Rural communities are often close-knit social networks. Men and women know one another; they work together and their children go to school together. Everybody knows what everyone else is doing, despite considerable distances between neighbors. But unlike urban centers, rural communities offer few places women can go if they need help.
The victim’s spouse might have a brother on the police force or the doctor could be her husband’s hunting buddy, Kershner explained.
Women need to know and feel safe that when they report domestic abuse their case will remain confidential and discreet. Both Kershner and Hadley said physicians should provide a private phone for women to use when seeking counseling.
Hadley suggested that physicians disseminate plenty of literature on domestic abuse in their offices and waiting rooms, but she warns doctors to be subtle.
“When I first started this, I used to give women everything I could find that was printed on paper, but then their husbands found it and beat them,” Hadley said.
“We’ve learned since then. Now I have little tear-off tabs she can put under the sole of her shoe with a number she can call for help. You have to be incredibly discreet,” she explained.
Anonymity is also an issue when a woman finally decides to leave her abuser. In metro areas, a woman can leave her home in Richfield and move to Brooklyn Park without leaving her family, her job and her friends. Women in rural Minnesota do not have the same option.
Because rural communities are so small, victims have to travel hundreds of miles to relocate.
“You totally have to reorient your life and learn about your options and resources,” Hadley said.
The physician’s role: screen, identify and refer
The primary role of a physician in treating victims is to screen for domestic abuse and catch it before it becomes increasingly problematic.

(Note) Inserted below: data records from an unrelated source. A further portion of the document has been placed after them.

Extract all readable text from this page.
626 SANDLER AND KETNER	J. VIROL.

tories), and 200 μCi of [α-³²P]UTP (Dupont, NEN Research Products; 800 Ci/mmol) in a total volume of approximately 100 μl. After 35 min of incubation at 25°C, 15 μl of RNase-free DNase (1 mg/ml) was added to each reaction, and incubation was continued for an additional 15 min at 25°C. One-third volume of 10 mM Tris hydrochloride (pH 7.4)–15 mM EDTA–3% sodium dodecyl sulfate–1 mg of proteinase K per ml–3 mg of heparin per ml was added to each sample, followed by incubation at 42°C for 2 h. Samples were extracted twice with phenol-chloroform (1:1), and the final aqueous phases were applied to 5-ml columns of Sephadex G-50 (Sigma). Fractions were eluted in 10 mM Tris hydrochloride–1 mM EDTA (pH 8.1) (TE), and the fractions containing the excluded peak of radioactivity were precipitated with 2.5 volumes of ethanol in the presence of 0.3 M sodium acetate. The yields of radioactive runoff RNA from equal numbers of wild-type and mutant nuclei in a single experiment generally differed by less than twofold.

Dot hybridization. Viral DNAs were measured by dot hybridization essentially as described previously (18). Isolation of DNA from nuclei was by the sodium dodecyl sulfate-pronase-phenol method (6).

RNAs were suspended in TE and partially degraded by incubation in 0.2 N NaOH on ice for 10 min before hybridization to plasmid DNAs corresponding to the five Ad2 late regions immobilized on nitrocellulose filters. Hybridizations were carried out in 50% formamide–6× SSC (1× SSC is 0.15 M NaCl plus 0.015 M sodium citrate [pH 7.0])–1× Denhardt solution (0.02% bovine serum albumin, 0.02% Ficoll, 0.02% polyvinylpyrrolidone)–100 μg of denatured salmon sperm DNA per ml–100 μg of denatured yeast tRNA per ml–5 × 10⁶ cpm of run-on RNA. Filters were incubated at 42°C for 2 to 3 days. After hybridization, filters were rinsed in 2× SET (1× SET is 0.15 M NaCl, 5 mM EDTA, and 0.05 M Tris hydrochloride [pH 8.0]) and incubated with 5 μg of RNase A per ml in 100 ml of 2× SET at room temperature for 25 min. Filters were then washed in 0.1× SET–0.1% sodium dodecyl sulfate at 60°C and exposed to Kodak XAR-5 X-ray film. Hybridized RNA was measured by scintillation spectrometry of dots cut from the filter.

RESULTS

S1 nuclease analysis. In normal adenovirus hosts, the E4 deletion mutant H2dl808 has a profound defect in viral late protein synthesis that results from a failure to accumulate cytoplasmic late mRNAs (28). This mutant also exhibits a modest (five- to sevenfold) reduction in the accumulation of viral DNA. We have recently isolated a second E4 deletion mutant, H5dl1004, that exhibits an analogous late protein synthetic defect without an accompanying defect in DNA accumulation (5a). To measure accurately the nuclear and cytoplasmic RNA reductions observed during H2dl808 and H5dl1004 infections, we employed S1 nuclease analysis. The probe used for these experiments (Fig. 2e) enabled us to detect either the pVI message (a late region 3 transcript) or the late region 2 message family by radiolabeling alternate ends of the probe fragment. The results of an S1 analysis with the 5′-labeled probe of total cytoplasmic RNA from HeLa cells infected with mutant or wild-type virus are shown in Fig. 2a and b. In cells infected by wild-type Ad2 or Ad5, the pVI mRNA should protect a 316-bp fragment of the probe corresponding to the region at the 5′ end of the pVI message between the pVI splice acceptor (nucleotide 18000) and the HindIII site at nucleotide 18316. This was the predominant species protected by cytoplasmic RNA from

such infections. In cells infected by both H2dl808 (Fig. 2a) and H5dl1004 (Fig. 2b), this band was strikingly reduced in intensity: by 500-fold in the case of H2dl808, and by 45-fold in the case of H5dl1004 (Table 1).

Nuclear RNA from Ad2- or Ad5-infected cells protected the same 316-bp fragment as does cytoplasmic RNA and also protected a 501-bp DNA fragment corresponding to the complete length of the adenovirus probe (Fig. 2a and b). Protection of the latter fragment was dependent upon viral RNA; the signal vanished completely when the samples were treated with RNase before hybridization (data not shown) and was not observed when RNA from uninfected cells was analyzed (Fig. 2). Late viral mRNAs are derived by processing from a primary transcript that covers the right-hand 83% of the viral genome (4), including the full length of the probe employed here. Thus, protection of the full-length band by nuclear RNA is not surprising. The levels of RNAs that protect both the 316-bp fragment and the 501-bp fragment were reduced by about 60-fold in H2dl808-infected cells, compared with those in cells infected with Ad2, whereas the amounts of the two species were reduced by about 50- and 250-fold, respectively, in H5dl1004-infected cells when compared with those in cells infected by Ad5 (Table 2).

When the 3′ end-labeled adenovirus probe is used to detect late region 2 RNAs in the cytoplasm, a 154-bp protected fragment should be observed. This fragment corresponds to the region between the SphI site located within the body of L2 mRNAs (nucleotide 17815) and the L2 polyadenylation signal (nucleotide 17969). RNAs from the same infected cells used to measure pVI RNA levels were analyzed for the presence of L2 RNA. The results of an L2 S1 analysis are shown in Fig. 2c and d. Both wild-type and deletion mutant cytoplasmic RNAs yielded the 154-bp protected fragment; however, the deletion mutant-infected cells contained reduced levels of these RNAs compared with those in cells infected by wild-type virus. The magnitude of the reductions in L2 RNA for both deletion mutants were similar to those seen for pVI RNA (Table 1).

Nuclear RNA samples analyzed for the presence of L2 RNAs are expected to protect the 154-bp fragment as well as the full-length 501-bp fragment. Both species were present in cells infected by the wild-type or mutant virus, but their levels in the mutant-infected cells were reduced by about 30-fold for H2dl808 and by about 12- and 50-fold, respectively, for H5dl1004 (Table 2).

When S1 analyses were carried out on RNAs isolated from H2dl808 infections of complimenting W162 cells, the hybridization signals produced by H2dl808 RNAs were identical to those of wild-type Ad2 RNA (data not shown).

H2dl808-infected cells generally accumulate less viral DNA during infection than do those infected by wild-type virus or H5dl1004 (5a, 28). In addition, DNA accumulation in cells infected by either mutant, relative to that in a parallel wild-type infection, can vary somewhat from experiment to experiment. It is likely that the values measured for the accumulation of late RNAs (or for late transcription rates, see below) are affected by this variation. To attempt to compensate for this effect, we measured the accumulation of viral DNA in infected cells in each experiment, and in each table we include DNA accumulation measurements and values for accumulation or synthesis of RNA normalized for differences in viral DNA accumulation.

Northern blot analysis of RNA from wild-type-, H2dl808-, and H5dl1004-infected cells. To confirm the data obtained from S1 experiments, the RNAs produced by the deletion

“Routine screening is the single greatest method health care providers have,” Hadley said.
Both Hadley and Kershner advocate screening for abuse during every routine clinic visit. “Now we’re getting most of our cases in the ER,” Hadley said. “I’d like to see screening at all annual exams like pap smears and mammograms.”
Most women are not likely to bring up abuse during annual appointments. Only 15 percent of the victims in her survey had ever talked to a doctor or nurse about abuse, Kershner said.
Health care providers have not been oriented to the problem and haven’t been thoroughly educated about the issue, Kershner added.
Although Kershner admitted younger physicians are asking more questions, many doctors still avoid dealing with domestic violence.
Kershner said physicians have many common responses when dealing with the frustration of treating domestic abuse: “I can’t fix this problem, so I don’t want to get involved. I’ll treat the bruise or fix the broken bone, but I’m not a social worker.”
Hadley agreed that it is not the doctor’s responsibility to “fix” the victim’s situation. She explained that physicians must ask women about their situations and identify the type of abuse that is occurring and refer them to a trusted resource.
However, Hadley admits rural physicians have fewer resources to which they can refer women.
She likened the screening process to the movie “Field of Dreams” when she said, “If you ask the victim, they will acknowledge.”
Tonight, the University’s Program Against Sexual Violence is sponsoring its “Take Back the Night” rally to garner support for combatting violence against women. The event begins at 6:30 p.m. at Coffman Union.